The defence relationship with North Korea began in the late 1980s, when Ethiopia was ruled by a fellow communist government and Pyongyang wasn’t under restrictive international sanctions. The Ethiopian government’s investment in a domestic defence industry outlasted the fall of the communist regime. And Addis maintained a need for North Korean help in running its arms facilities even as the Kim regime turned into one of the most despised governments on earth.
This tension isn’t lost on the Ethiopians. “Recently, Ethiopia is more of a reluctant than a determined customer of North Korea’s,” said Berger. “Though it probably prefers to buy from other countries, or eschew the need for foreign assistance at these two particular arms factories entirely, North Korea’s historical involvement has created unwanted dependency.”
David Shinn, who served as the US ambassador to Ethiopia in the late 1990s, believes Addis continued its defence relationship with North Korea in order to keep its options open. “Ethiopia’s always been a fairly major purchaser of weapons,” Shinn told Business Insider. “It’s maintained a longstanding policy of keeping supply corridors open, perhaps with the thought that they might lose sources from one or another country.”
Shinn doesn’t believe there’s any deeper political motive attached to Ethiopia’s relationship with North Korea. As he notes, Ethiopia and South Korea enjoy excellent relations. Shinn recalls only a scant and even invisible North Korean diplomatic presence in Addis Ababa during the period he served as US ambassador.

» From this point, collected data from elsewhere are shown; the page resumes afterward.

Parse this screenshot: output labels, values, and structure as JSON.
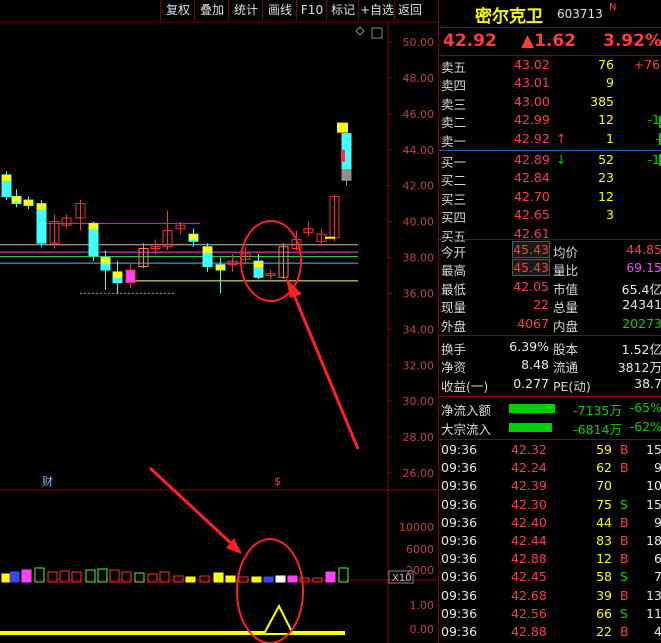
{
  "toolbar": {
    "items": [
      "复权",
      "叠加",
      "统计",
      "画线",
      "F10",
      "标记",
      "+自选",
      "返回"
    ]
  },
  "chart": {
    "price_axis": [
      "50.00",
      "48.00",
      "46.00",
      "44.00",
      "42.00",
      "40.00",
      "38.00",
      "36.00",
      "34.00",
      "32.00",
      "30.00",
      "28.00",
      "26.00"
    ],
    "volume_axis": [
      "10000",
      "6000",
      "2000"
    ],
    "volume_unit": "X10",
    "indicator_axis": [
      "1.00",
      "0.00"
    ],
    "markers": {
      "cai": "财",
      "s": "$"
    }
  },
  "stock": {
    "name": "密尔克卫",
    "code": "603713",
    "code_suffix": "N",
    "price": "42.92",
    "change": "▲1.62",
    "change_pct": "3.92%"
  },
  "order_book": {
    "sell": [
      {
        "label": "卖五",
        "price": "43.02",
        "vol": "76",
        "delta": "+76"
      },
      {
        "label": "卖四",
        "price": "43.01",
        "vol": "9",
        "delta": ""
      },
      {
        "label": "卖三",
        "price": "43.00",
        "vol": "385",
        "delta": ""
      },
      {
        "label": "卖二",
        "price": "42.99",
        "vol": "12",
        "delta": "-1"
      },
      {
        "label": "卖一",
        "price": "42.92",
        "vol": "1",
        "delta": "-",
        "arrow": "↑"
      }
    ],
    "buy": [
      {
        "label": "买一",
        "price": "42.89",
        "vol": "52",
        "delta": "-1",
        "arrow": "↓"
      },
      {
        "label": "买二",
        "price": "42.84",
        "vol": "23",
        "delta": ""
      },
      {
        "label": "买三",
        "price": "42.70",
        "vol": "12",
        "delta": ""
      },
      {
        "label": "买四",
        "price": "42.65",
        "vol": "3",
        "delta": ""
      },
      {
        "label": "买五",
        "price": "42.61",
        "vol": "",
        "delta": ""
      }
    ]
  },
  "quote": [
    {
      "l1": "今开",
      "v1": "45.43",
      "l2": "均价",
      "v2": "44.85"
    },
    {
      "l1": "最高",
      "v1": "45.43",
      "l2": "量比",
      "v2": "69.15"
    },
    {
      "l1": "最低",
      "v1": "42.05",
      "l2": "市值",
      "v2": "65.4亿"
    },
    {
      "l1": "现量",
      "v1": "22",
      "l2": "总量",
      "v2": "24341"
    },
    {
      "l1": "外盘",
      "v1": "4067",
      "l2": "内盘",
      "v2": "20273"
    }
  ],
  "stats": [
    {
      "l1": "换手",
      "v1": "6.39%",
      "l2": "股本",
      "v2": "1.52亿"
    },
    {
      "l1": "净资",
      "v1": "8.48",
      "l2": "流通",
      "v2": "3812万"
    },
    {
      "l1": "收益(一)",
      "v1": "0.277",
      "l2": "PE(动)",
      "v2": "38.7"
    }
  ],
  "flow": [
    {
      "label": "净流入额",
      "value": "-7135万",
      "pct": "-65%",
      "bar": 0.65
    },
    {
      "label": "大宗流入",
      "value": "-6814万",
      "pct": "-62%",
      "bar": 0.62
    }
  ],
  "trades": [
    {
      "time": "09:36",
      "price": "42.32",
      "vol": "59",
      "side": "B",
      "n": "15"
    },
    {
      "time": "09:36",
      "price": "42.24",
      "vol": "62",
      "side": "B",
      "n": "9"
    },
    {
      "time": "09:36",
      "price": "42.39",
      "vol": "70",
      "side": "",
      "n": "10"
    },
    {
      "time": "09:36",
      "price": "42.30",
      "vol": "75",
      "side": "S",
      "n": "15"
    },
    {
      "time": "09:36",
      "price": "42.40",
      "vol": "44",
      "side": "B",
      "n": "9"
    },
    {
      "time": "09:36",
      "price": "42.44",
      "vol": "83",
      "side": "B",
      "n": "18"
    },
    {
      "time": "09:36",
      "price": "42.88",
      "vol": "12",
      "side": "B",
      "n": "6"
    },
    {
      "time": "09:36",
      "price": "42.45",
      "vol": "58",
      "side": "S",
      "n": "7"
    },
    {
      "time": "09:36",
      "price": "42.68",
      "vol": "39",
      "side": "B",
      "n": "13"
    },
    {
      "time": "09:36",
      "price": "42.56",
      "vol": "66",
      "side": "S",
      "n": "11"
    },
    {
      "time": "09:36",
      "price": "42.88",
      "vol": "22",
      "side": "B",
      "n": "4"
    }
  ]
}
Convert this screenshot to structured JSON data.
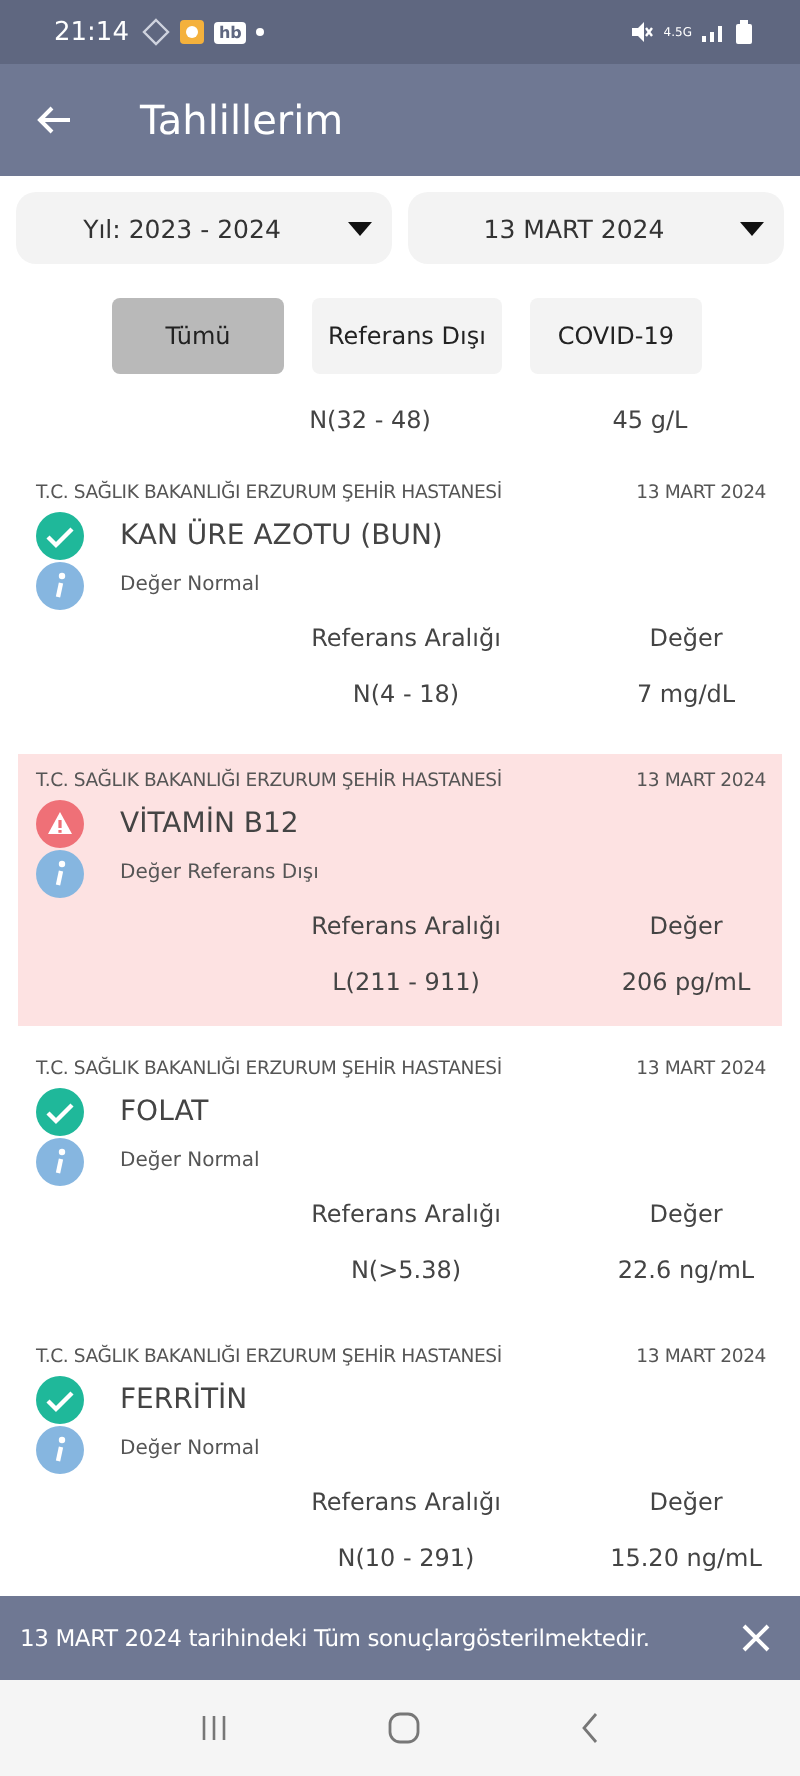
{
  "status_bar": {
    "time": "21:14",
    "app_badge": "hb",
    "network": "4.5G"
  },
  "app_bar": {
    "title": "Tahlillerim"
  },
  "dropdowns": [
    {
      "value": "Yıl: 2023 - 2024"
    },
    {
      "value": "13 MART 2024"
    }
  ],
  "filters": [
    {
      "label": "Tümü",
      "selected": true
    },
    {
      "label": "Referans Dışı",
      "selected": false
    },
    {
      "label": "COVID-19",
      "selected": false
    }
  ],
  "partial_row": {
    "range": "N(32 - 48)",
    "value": "45 g/L"
  },
  "results": [
    {
      "hospital": "T.C. SAĞLIK BAKANLIĞI ERZURUM ŞEHİR HASTANESİ",
      "date": "13 MART 2024",
      "test": "KAN ÜRE AZOTU (BUN)",
      "out_of_range": false,
      "status_text": "Değer Normal",
      "range_label": "Referans Aralığı",
      "value_label": "Değer",
      "range": "N(4 - 18)",
      "value": "7 mg/dL"
    },
    {
      "hospital": "T.C. SAĞLIK BAKANLIĞI ERZURUM ŞEHİR HASTANESİ",
      "date": "13 MART 2024",
      "test": "VİTAMİN B12",
      "out_of_range": true,
      "status_text": "Değer Referans Dışı",
      "range_label": "Referans Aralığı",
      "value_label": "Değer",
      "range": "L(211 - 911)",
      "value": "206 pg/mL"
    },
    {
      "hospital": "T.C. SAĞLIK BAKANLIĞI ERZURUM ŞEHİR HASTANESİ",
      "date": "13 MART 2024",
      "test": "FOLAT",
      "out_of_range": false,
      "status_text": "Değer Normal",
      "range_label": "Referans Aralığı",
      "value_label": "Değer",
      "range": "N(>5.38)",
      "value": "22.6 ng/mL"
    },
    {
      "hospital": "T.C. SAĞLIK BAKANLIĞI ERZURUM ŞEHİR HASTANESİ",
      "date": "13 MART 2024",
      "test": "FERRİTİN",
      "out_of_range": false,
      "status_text": "Değer Normal",
      "range_label": "Referans Aralığı",
      "value_label": "Değer",
      "range": "N(10 - 291)",
      "value": "15.20 ng/mL"
    }
  ],
  "snackbar": {
    "message": "13 MART 2024 tarihindeki Tüm sonuçlargösterilmektedir."
  }
}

Even so, Shinn says that Ethiopia purchased weapons from North Korea during its war with neighbouring Eritrea from 1998 to 2000 — a time when both combatants were eager to obtain weaponry from anyone willing to supply them. Ethiopia is still on a war footing towards Eritrea and has troops in Somalia fighting al Shabaab, an Al Qaeda affiliate. Its government might also worry about internal uprisings by the country’s Oromo and Somali communities. Since the fall of communism in the early 1990s, Ethiopia’s by no means democratic leaders have had several reasons for wanting to remain as armed as possible.

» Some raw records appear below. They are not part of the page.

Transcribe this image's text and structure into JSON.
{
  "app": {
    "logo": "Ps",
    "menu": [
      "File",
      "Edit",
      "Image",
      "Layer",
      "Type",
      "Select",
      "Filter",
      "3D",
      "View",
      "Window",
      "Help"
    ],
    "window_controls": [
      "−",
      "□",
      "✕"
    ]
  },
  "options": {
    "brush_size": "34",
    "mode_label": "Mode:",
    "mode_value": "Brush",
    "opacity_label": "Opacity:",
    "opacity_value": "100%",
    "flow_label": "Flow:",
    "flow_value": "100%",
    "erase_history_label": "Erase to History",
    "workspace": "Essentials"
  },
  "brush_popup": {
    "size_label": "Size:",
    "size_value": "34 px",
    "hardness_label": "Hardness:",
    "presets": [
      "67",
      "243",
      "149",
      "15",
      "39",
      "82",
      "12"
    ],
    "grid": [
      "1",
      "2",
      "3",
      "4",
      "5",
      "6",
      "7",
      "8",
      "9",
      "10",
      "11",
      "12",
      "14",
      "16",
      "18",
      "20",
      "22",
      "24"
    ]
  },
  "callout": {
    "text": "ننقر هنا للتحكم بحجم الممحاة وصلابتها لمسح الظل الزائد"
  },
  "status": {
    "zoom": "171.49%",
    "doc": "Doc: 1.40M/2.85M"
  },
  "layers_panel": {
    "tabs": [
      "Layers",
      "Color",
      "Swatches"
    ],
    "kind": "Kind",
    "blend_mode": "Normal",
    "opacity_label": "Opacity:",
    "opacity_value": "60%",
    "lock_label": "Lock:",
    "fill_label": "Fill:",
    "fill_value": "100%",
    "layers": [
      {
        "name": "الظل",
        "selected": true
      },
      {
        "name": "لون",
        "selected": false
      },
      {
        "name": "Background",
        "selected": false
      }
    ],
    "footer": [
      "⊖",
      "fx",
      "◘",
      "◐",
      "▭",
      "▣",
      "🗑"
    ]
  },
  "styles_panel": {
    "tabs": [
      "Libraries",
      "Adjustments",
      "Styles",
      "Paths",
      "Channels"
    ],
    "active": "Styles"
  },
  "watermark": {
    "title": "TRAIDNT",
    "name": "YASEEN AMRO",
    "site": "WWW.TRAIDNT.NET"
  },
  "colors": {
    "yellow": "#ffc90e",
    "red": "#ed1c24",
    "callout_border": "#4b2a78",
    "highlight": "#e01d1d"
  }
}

Still North Korean cooperation with Ethiopia is an odd historical holdover, albeit an an instructive one. North Korea has a domestic arms industry that produces weaponry largely based on Chinese and Soviet design. And Africa and the Middle East are full of countries with Soviet-supplied arsenals that may need to be maintained or replaced — countries like the Republic of Congo, which was caught using North Korean-supplied parts to repair its Soviet-built tanks as recently as 2010.

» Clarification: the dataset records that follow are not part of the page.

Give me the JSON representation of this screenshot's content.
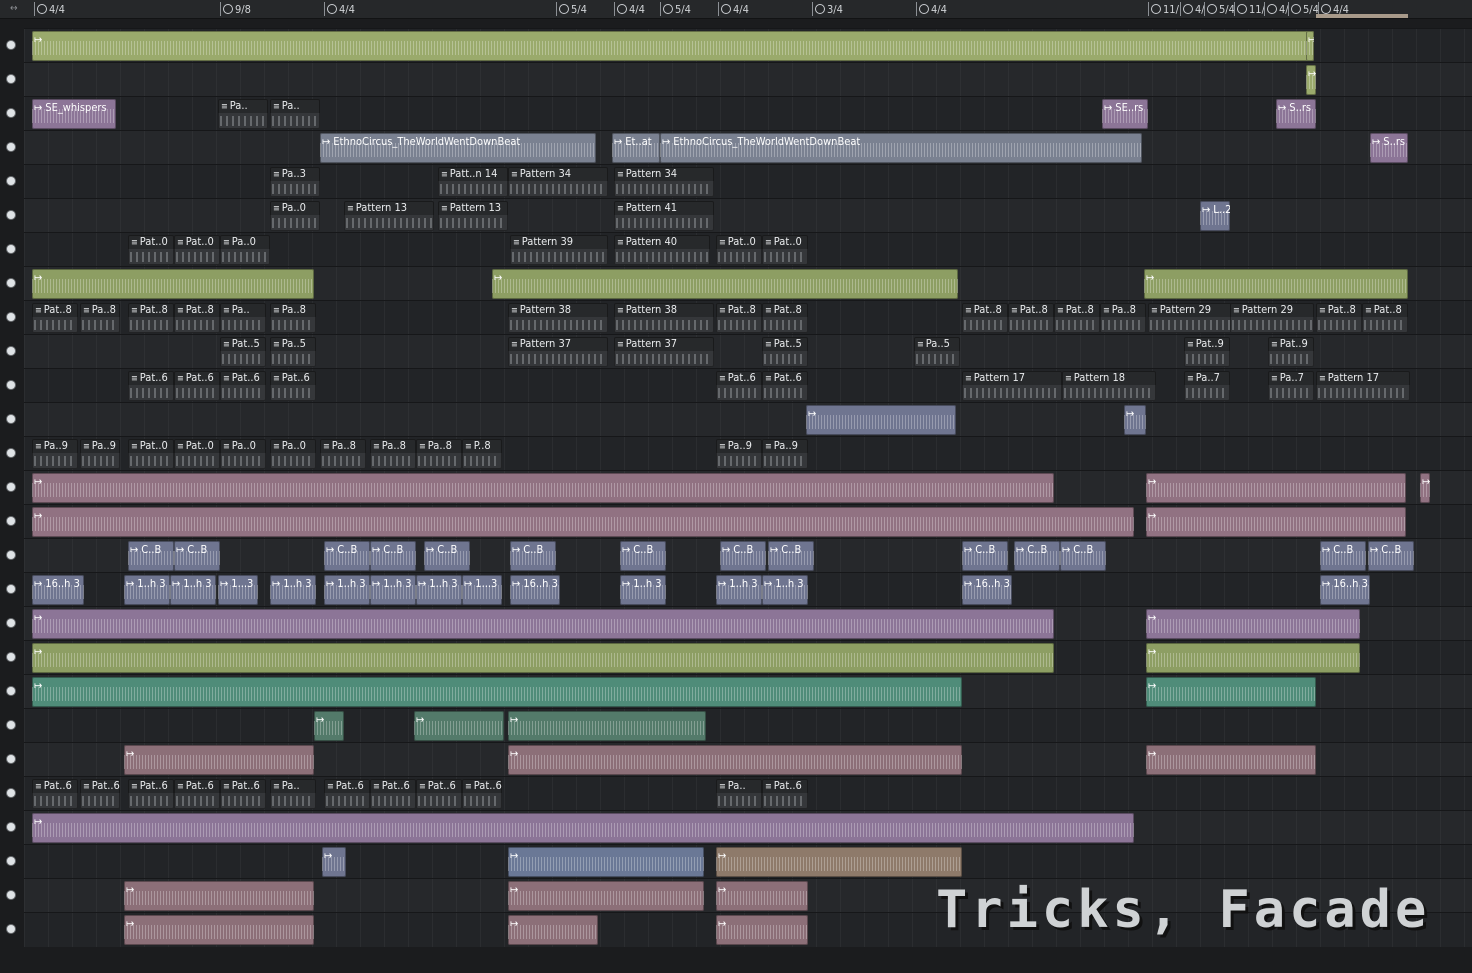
{
  "ruler": {
    "scroll_icon": "double-arrow-icon",
    "time_signatures": [
      "4/4",
      "9/8",
      "4/4",
      "5/4",
      "4/4",
      "5/4",
      "4/4",
      "3/4",
      "4/4",
      "11/",
      "4/",
      "5/4",
      "11/",
      "4/",
      "5/4",
      "4/4"
    ]
  },
  "tracks": [
    {
      "clips": [
        "",
        "",
        ""
      ]
    },
    {
      "clips": [
        ""
      ]
    },
    {
      "clips": [
        "SE_whispers",
        "Pa..",
        "Pa..",
        "SE..rs",
        "S..rs"
      ]
    },
    {
      "clips": [
        "EthnoCircus_TheWorldWentDownBeat",
        "Et..at",
        "EthnoCircus_TheWorldWentDownBeat",
        "S..rs"
      ]
    },
    {
      "clips": [
        "Pa..3",
        "Patt..n 14",
        "Pattern 34",
        "Pattern 34"
      ]
    },
    {
      "clips": [
        "Pa..0",
        "Pattern 13",
        "Pattern 13",
        "Pattern 41",
        "L..2"
      ]
    },
    {
      "clips": [
        "Pat..0",
        "Pat..0",
        "Pa..0",
        "Pattern 39",
        "Pattern 40",
        "Pat..0",
        "Pat..0"
      ]
    },
    {
      "clips": [
        "",
        "",
        ""
      ]
    },
    {
      "clips": [
        "Pat..8",
        "Pa..8",
        "Pat..8",
        "Pat..8",
        "Pa..",
        "Pa..8",
        "Pattern 38",
        "Pattern 38",
        "Pat..8",
        "Pat..8",
        "Pat..8",
        "Pat..8",
        "Pat..8",
        "Pa..8",
        "Pattern 29",
        "Pattern 29",
        "Pat..8",
        "Pat..8"
      ]
    },
    {
      "clips": [
        "Pat..5",
        "Pa..5",
        "Pattern 37",
        "Pattern 37",
        "Pat..5",
        "Pa..5",
        "Pat..9",
        "Pat..9"
      ]
    },
    {
      "clips": [
        "Pat..6",
        "Pat..6",
        "Pat..6",
        "Pat..6",
        "Pat..6",
        "Pat..6",
        "Pattern 17",
        "Pattern 18",
        "Pa..7",
        "Pa..7",
        "Pattern 17"
      ]
    },
    {
      "clips": [
        "",
        "",
        ""
      ]
    },
    {
      "clips": [
        "Pa..9",
        "Pa..9",
        "Pat..0",
        "Pat..0",
        "Pa..0",
        "Pa..0",
        "Pa..8",
        "Pa..8",
        "Pa..8",
        "P..8",
        "Pa..9",
        "Pa..9"
      ]
    },
    {
      "clips": [
        "",
        "",
        ""
      ]
    },
    {
      "clips": [
        "",
        "",
        ""
      ]
    },
    {
      "clips": [
        "C..B",
        "C..B",
        "C..B",
        "C..B",
        "C..B",
        "C..B",
        "C..B",
        "C..B",
        "C..B",
        "C..B",
        "C..B",
        "C..B",
        "C..B",
        "C..B"
      ]
    },
    {
      "clips": [
        "16..h 3",
        "1..h 3",
        "1..h 3",
        "1...3",
        "1..h 3",
        "1..h 3",
        "1..h 3",
        "1..h 3",
        "1...3",
        "16..h 3",
        "1..h 3",
        "1..h 3",
        "1..h 3",
        "16..h 3",
        "16..h 3"
      ]
    },
    {
      "clips": [
        "",
        "",
        ""
      ]
    },
    {
      "clips": [
        "",
        "",
        ""
      ]
    },
    {
      "clips": [
        "",
        "",
        ""
      ]
    },
    {
      "clips": [
        "",
        "",
        ""
      ]
    },
    {
      "clips": [
        "",
        "",
        ""
      ]
    },
    {
      "clips": [
        "Pat..6",
        "Pat..6",
        "Pat..6",
        "Pat..6",
        "Pat..6",
        "Pa..",
        "Pat..6",
        "Pat..6",
        "Pat..6",
        "Pat..6",
        "Pa..",
        "Pat..6",
        "Pat..6"
      ]
    },
    {
      "clips": [
        "",
        "",
        ""
      ]
    },
    {
      "clips": [
        "",
        "",
        ""
      ]
    },
    {
      "clips": [
        "",
        "",
        ""
      ]
    },
    {
      "clips": [
        "",
        "",
        ""
      ]
    }
  ],
  "watermark": "Tricks, Facade"
}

And the ties with Ethiopia are a stark reminder that weapons and defence expertise are North Korea’s single export that’s potentially worth breaking sanctions to obtain.
North Korea has produced its own firearms and ballistic missiles — not to mention nuclear weapons. For all its poverty and recalcitrance, very few countries can say the same.
And because North Korea is desperate for foreign currency and external trade, Pyongyang will always be among the cheapest suppliers for a purchaser that wants to kickstart its defence industry or maintain its existing arsenal. Even now there are several actors that are too isolated or impoverished to turn elsewhere: North Korea provided ballistic missile technology to Syria’s Assad regime and North Korean arms have ended up with both Hamas and Hezbollah.
Ethiopia shows that even a country with reliably western-friendly foreign policy can go into business with Pyongyang. Even if it’s a reluctant or even waning relationship it’s still a sign of what the Kim regime can still provide to the few remaining countries that are willing to cooperate with it.